Smith calls it a “3D history of conspiracy” which is accessed by clicking on a shadowy-looking eye. The reader is “dropped” through the timeline and ultimately ends up on a feature story about QAnon (an alleged far-right conspiracy theory that aims to take down Donald Trump and his supporters).
Inspiration came from a variety of places, Smith says. Among them: a Louise Bourgeiois book, European garden and design firms, vintage posters and old conspiracy tropes. She credits Carter with bringing “the conspiratorial style of graphics and imagery” and the design team with the idea for the story grid and rabbit hole.

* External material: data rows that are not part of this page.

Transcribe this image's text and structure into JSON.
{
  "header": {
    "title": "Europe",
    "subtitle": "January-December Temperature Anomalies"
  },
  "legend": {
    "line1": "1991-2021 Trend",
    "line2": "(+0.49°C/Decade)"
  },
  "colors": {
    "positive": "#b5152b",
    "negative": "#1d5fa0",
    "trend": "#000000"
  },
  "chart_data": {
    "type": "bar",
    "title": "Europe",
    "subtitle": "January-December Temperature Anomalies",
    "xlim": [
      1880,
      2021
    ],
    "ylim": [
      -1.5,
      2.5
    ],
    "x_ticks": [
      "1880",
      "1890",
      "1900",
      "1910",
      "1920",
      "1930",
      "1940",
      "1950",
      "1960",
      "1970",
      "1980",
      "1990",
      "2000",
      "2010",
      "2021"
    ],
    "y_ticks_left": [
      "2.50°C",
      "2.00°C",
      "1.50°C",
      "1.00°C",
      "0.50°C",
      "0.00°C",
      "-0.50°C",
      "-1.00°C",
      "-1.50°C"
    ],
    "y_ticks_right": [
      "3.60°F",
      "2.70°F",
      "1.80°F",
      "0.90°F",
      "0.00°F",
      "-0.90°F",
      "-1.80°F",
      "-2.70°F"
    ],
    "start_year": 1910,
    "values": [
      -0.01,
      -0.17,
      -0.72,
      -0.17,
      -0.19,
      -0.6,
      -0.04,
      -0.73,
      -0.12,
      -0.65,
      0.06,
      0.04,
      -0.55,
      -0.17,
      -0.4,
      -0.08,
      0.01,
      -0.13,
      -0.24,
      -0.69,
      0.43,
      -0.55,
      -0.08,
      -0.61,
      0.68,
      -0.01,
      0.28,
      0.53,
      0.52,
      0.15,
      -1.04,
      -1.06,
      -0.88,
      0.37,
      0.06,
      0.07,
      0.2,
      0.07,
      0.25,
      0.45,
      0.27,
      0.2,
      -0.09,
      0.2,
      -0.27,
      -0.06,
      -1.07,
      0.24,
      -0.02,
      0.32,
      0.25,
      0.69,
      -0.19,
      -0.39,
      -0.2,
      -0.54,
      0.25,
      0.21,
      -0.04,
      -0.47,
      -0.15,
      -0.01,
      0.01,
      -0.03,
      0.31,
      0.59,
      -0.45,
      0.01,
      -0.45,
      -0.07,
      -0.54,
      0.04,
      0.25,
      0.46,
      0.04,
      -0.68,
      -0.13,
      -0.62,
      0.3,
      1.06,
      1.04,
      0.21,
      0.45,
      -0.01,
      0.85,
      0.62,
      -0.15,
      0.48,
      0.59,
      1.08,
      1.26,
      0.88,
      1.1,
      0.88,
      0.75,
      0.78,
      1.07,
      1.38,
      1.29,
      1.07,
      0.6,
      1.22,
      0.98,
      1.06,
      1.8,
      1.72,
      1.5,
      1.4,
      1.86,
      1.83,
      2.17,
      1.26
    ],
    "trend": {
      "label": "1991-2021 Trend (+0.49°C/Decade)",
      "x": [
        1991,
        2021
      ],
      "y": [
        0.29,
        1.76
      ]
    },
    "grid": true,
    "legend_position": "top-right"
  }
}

Similar to Elazegui, Smith says that time is the biggest challenge; there were only eight weeks from the approval of the concept to the launch of the site which had its own complexities. The grid, for example, has secondary imagery as well as the connecting line. “Those two things took hours of tiny movements to get right and the rabbit hole was a fun puzzle for our engineers to solve in a matter of weeks,” she adds.
Rethinking online editorial design
For The Atlantic, the project is part of a digital expansion. Last year, the magazine redesigned its app and Shadowland is part of a “larger mission”, the magazine’s special projects editor Ellen Cushing, says. Words remain an important part of that clearly. “But so are images, and in recent months we’ve really rethought our approach to art on the site, de-empathising our reliance on stock photography and instead investing in arresting original photography and illustration,” she adds.
The debate between online and print editorial is ongoing. Perhaps lockdown added new relevance to digital forms of media as readers spent more time at home and online. NYT’s Elazegui is adamant that the focus should be on both mediums. Digital “should do what print does really well”, she says. And while we tend to think of online editorial as an expansion of print, NYT’s Elazegui says that the two can spur each other on. “There are things that print can do that digital has a hard time doing, and vice versa.”
Digital can be an “immersive experience” while it is difficult to match the broadsheet “scale” of print. Meanwhile, what the team is learning from digital – ways to break up stories and provide “pace” – can be implemented into print. Being able to do both “justice”, she says, is a “wonderful thing”.